いやいや、ビックリやろ。何その告白の仕方って白石うちのこと好きやったんですか?もう何にビックリすれば良いか分からんわ!突込みどころ多すぎるから!!ほんまめっちゃあせるってえぇぇぇぇぇえええ?うわ、どうしようっちゃ恥ずかしくなってきた。白石に嫌われてはないと思ってたけどそれはないやろ!絶対友情の好きって感じやと思ってた。どうしようどうしよう!!とりあえず返事。

「・・・・」

「あ、うんうちも」

うわ、めっちゃ恥ずかしい!!ほんまもうどうしよう!!顔絶対赤いし!!このままずっと白石に顔隠しといてもらいたい。あ、でもずっとこのままやったら一生顔赤いの治らへんわ!!

「うん、知ってる。」

「え?ん?ちょっ待っ・・・・はぁぁぁぁぁあああ?」

何で何でみんな知ってるん?ずっと見てたから?うちがずっと見てたから?もういやや、学校行きたくない!!不登校上等やわ!!

「だって俺ずっと前から のこと見てたし?」

「何それ、い、いつから?」

それはシングルスの試合の少し前からやったらしい。因みにうちの顧問にシングルスさせろって言ったのは白石やったらしい。ダブルスが出来ひんからシングルスなんやろって言葉を聞いてたらしい。いや、もう白石さんに完敗です。

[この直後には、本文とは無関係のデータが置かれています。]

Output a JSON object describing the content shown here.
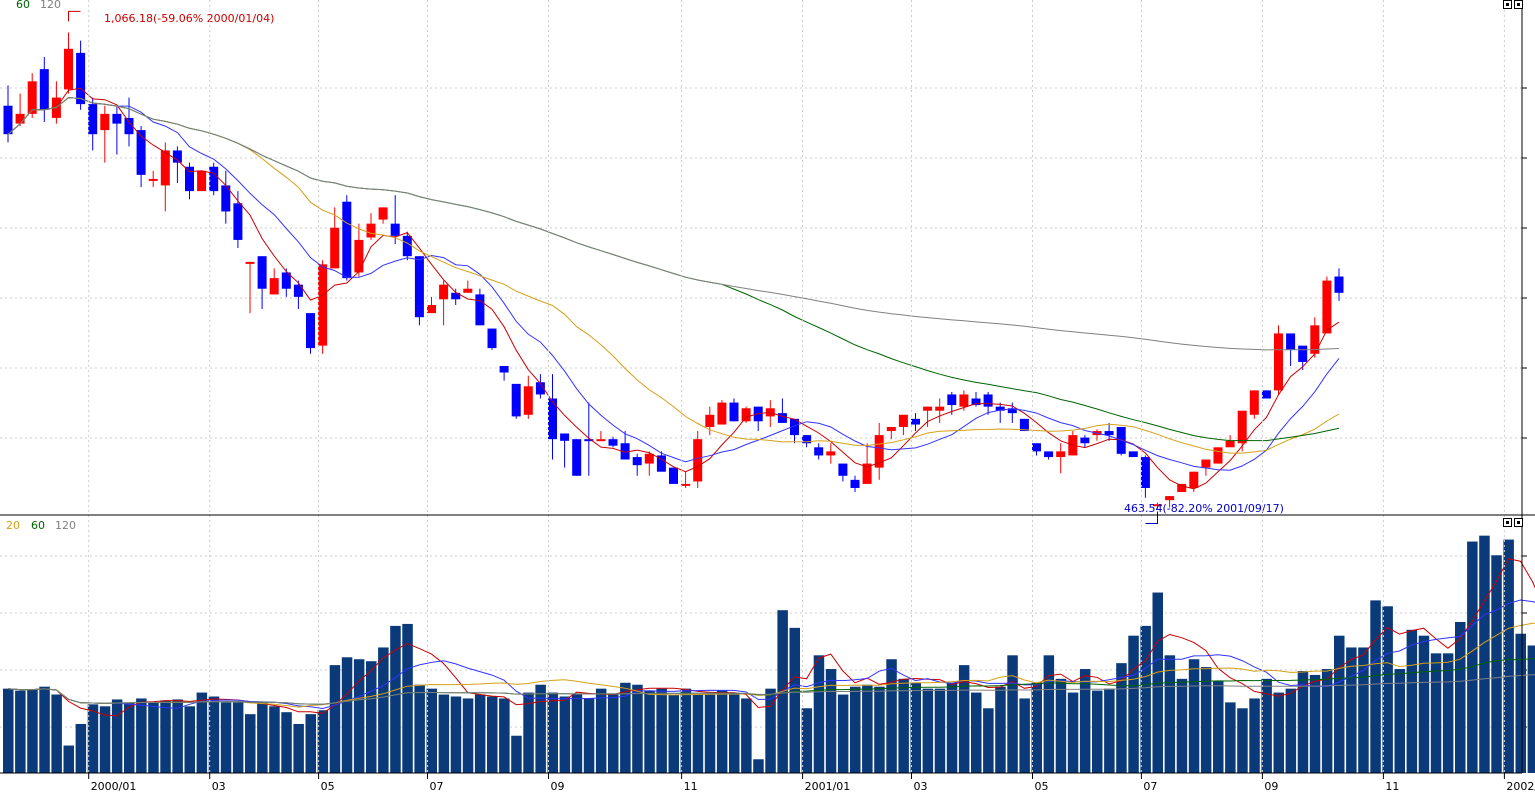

部活も終わって、上手いこと付き合っちゃうことになって今までは相方と帰ってた通学路を白石と歩く。別に話すことに困ったりはせーへん。だってテニスのこと話せるし、しかも相手は尊敬するシングルスプレーヤー。気になる質問とかしてもいいよな、しちゃえ。

「シングルスってコートで独りやんか、怖くないの?」

うちがそういうと、白石は少し考えたあとにうちの質問に答えてくれた。考えてる間うちは下に落ちていた石を蹴ってみる。意外に結構飛んでビックリした。

「まぁ、そうやな。でも相手を負かした時の快感はダブルスよりシングルスの方が実感できると思うで。」

そうやな、ダブルスやったらパートナーに助けられまくって勝ったりする時もあるもん。そん時は負けた時より悔しかったりする。一番悔しいのは負けたうえにめっちゃパートナーに助けてもらうこと。うちの相方はそういう時に慰めずにあかんかったところを正確に教えてくれるからお互いに成長出来たんやと思う。そう考えるとやっぱりうちはシングルスよりダブルスの方が好きやな、勝った時どんだけ嬉しくても独りで成長はうちには出来ひんから。相方がいてやっと一人前やねんなぁ。勝った時の快感ってあれやんな?白石の決め台詞チックなあの台詞。

「・・・・エクスタシーですか?」

笑いを堪えてそう尋ねると、頭を軽く叩かれた。でもまぁおもろいねんもん仕方ないやんか!!なんやねん!エクスタシーって!!ほんま初めて聞いた時、目の前で笑いそうになってめっちゃ危なかったんやから!流石に目の前で笑ったらあかんやろうと思って試合見るどころじゃなかったし。でもまぁ、そこも好きなんですけど。で、もう一回エ、エクスタシー・・・・ですか?って聞いたら白石からエクスタシーですって返ってきて、もう笑いをこらえられへんかった。

「ははは!絶対アホや!!白石アホや、毒手とか絶対嘘やろ!エクスタシーやろ!!」

笑いまくってたら、めっちゃ白石赤くなってました。意外に可愛いところもあることに気付いた。カッコイイばっかりやと思ってたけど人並みに照れるんやね。そんなところもこれから見られるんかなって思ったらめっちゃ幸せなことに気付いた。















幸せの小道
(意外に可愛いとこあるんやね白石)(何言ってんねん)















あーこれからがめっちゃ楽しみ。いつかうちもシングルス出来るようになりたいな。いや別に相方と離れたいわけじゃなくて、白石と釣り合えるようにって何恥ずかしいこと言わせてるんさ!って勝手に言ったんはうちですね。じゃなくて自信を持って白石の横に居ることが当たり前であって、白石が誇れるようなそんな彼女になりたいってことです。